Properties

Nim has no need for get-properties: Ordinary get-procedures that are called with the method call syntax achieve the same. But setting a value is different; for this a special setter syntax is needed:

  1. # Module asocket
  2. type
  3. Socket* = ref object of RootObj
  4. host: int # cannot be accessed from the outside of the module
  5. proc `host=`*(s: var Socket, value: int) {.inline.} =
  6. ## setter of hostAddr.
  7. ## This accesses the 'host' field and is not a recursive call to
  8. ## ``host=`` because the builtin dot access is preferred if it is
  9. ## available:
  10. s.host = value
  11. proc host*(s: Socket): int {.inline.} =
  12. ## getter of hostAddr
  13. ## This accesses the 'host' field and is not a recursive call to
  14. ## ``host`` because the builtin dot access is preferred if it is
  15. ## available:
  16. s.host
  1. # module B
  2. import asocket
  3. var s: Socket
  4. new s
  5. s.host = 34 # same as `host=`(s, 34)

A proc defined as f= (with the trailing \=) is called a setter.

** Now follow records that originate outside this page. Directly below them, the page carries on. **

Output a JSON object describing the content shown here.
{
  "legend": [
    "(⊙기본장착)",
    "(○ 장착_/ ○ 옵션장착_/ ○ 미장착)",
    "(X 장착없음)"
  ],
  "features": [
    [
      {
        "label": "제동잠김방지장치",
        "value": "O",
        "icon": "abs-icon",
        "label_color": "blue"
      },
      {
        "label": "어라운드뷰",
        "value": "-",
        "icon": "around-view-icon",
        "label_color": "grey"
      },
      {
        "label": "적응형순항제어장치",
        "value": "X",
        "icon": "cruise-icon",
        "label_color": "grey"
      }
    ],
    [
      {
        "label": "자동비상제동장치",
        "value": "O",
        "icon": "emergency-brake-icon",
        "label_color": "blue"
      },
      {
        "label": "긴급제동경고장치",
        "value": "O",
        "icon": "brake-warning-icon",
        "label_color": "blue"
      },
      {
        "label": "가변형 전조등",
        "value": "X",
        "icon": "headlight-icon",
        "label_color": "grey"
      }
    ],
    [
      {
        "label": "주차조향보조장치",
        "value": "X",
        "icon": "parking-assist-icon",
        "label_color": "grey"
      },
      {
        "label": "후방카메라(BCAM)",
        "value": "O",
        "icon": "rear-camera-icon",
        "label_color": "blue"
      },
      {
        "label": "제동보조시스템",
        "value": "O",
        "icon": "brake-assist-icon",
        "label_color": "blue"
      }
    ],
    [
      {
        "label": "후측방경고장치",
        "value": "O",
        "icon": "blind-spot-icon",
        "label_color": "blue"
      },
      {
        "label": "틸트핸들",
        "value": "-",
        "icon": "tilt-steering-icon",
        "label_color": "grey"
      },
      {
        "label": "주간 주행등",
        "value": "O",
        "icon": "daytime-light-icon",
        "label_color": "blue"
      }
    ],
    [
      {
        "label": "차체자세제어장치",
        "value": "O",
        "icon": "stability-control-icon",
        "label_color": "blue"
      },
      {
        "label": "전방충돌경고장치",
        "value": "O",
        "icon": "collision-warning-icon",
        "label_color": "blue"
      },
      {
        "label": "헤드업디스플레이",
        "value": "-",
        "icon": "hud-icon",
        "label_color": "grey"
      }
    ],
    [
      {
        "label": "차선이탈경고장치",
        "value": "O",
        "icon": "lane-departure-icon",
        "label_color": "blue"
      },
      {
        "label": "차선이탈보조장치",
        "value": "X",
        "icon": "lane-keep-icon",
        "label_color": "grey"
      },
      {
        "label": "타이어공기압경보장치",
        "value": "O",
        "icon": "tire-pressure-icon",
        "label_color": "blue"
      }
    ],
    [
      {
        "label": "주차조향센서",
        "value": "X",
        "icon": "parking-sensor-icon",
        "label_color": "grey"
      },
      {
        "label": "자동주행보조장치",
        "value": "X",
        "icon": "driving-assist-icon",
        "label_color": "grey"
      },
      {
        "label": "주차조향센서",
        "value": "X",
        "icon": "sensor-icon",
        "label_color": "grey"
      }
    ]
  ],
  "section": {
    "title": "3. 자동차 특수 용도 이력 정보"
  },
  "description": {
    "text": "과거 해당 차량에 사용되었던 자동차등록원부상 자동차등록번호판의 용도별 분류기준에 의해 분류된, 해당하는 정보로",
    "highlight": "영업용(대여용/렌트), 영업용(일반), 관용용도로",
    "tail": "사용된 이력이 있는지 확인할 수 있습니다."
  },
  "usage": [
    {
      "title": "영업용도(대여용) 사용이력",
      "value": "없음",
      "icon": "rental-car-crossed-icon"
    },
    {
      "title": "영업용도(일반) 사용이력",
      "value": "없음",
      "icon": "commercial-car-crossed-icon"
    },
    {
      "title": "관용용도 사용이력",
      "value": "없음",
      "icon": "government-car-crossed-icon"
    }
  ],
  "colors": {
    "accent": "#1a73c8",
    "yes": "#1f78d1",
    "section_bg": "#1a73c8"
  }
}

A setter can be called explicitly via the common backticks notation:

  1. proc `f=`(x: MyObject; value: string) =
  2. discard
  3. `f=`(myObject, "value")

f= can be called implicitly in the pattern x.f = value if and only if the type of x does not have a field named f or if f is not visible in the current module. These rules ensure that object fields and accessors can have the same name. Within the module x.f is then always interpreted as field access and outside the module it is interpreted as an accessor proc call.